For the study, she looked at seawater samples collected from the surfaces of reefs surrounding all 11 of the Line Islands, a chain of atolls in the central Pacific Ocean. Over the past five years, Kelly and her colleagues have made sporadic trips to the islands, collecting the samples with a specially adapted bilge pump that sucks up approximately 100 liters of water in a given area.
"It's like vacuuming the reef," Kelly said.
Kelly sequenced the microbiomes of the samples to determine the DNA encoded by the viruses, bacteria, archaea (tiny, single-celled microorganisms like Halobacteria), and protists (similarly tiny eukaryotic microorganisms such as diatoms) all living in the same space. Within these millions of DNA sequences, Kelly found that certain types of bacteria predicted whether the reef was predominantly composed up of coral or algae.
Algae or coral?
The preponderance of either of these organisms has huge ramifications for the health of the surrounding sea.
“Corals are fierce competitors for space on the reef,” Kelly said. “In a healthy marine environment, reefs support a vibrant population of corals and other calcifying organisms that continuously build the reef skyward.”
If reefs are dominated by algae, however, the entire habitat dissolves over time and the fish don’t have anywhere to go, Kelly explained.
When she sequenced the surfaces of algae-covered reefs, Kelly identified microbes that may contribute to an ecological feedback loop which impairs coral growth. Her study was published this week in the Proceedings of the National Academy of Sciences.
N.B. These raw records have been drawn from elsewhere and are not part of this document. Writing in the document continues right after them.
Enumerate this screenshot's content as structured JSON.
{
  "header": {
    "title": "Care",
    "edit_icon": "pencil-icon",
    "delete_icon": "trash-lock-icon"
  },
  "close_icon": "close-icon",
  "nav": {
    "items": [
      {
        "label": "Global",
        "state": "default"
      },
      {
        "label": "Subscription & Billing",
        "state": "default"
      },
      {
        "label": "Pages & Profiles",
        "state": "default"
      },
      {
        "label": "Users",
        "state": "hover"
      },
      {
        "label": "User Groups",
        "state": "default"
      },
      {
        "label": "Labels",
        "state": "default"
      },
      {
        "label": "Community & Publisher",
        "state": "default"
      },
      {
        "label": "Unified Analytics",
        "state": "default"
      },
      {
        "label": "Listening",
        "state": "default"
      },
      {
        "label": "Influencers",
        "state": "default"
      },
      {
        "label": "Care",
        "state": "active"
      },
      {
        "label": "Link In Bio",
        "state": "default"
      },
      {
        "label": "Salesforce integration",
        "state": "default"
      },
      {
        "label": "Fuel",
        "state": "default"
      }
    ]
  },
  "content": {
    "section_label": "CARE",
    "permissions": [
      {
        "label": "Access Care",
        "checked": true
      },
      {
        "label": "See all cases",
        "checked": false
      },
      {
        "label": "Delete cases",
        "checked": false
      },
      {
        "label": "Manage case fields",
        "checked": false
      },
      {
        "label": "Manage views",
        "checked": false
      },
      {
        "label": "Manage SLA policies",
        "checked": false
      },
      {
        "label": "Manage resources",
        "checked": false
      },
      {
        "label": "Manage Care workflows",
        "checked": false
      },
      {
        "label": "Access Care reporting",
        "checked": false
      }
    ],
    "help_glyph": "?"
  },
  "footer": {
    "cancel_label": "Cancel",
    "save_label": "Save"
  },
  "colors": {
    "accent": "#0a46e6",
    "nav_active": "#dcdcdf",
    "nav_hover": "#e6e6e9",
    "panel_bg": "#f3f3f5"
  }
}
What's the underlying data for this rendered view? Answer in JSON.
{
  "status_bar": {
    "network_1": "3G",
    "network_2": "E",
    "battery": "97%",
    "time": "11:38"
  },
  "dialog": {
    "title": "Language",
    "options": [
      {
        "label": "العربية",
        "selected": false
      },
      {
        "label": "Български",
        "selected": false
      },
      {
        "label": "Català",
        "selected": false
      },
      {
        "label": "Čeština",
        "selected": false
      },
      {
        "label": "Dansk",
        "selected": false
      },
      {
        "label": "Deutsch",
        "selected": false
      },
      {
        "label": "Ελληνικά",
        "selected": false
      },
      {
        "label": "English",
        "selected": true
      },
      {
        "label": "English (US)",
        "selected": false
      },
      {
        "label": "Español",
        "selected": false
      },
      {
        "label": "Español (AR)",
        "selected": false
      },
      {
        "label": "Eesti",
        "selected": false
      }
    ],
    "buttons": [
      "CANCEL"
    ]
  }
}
Another observation, that the reef microbiomes on unpopulated islands were more similar to one another than to other geographically closer — but populated — islands, suggests that the entire community of reef inhabitants, including the microbes, is more significantly influenced by the degree of the reef’s coral or algal cover than researchers previously realized.
Her results have implications for conservationists looking for ways to improve strategies for managing coral reef ecosystems.
“How do you create an environment for corals to thrive?” Kelly asked. “In addition to practicing sustainable fishing, one way to rehabilitate a reef would be to transplant corals to the site. This should promote an environment more conducive to coral growth by fostering a beneficial community of microorganisms.”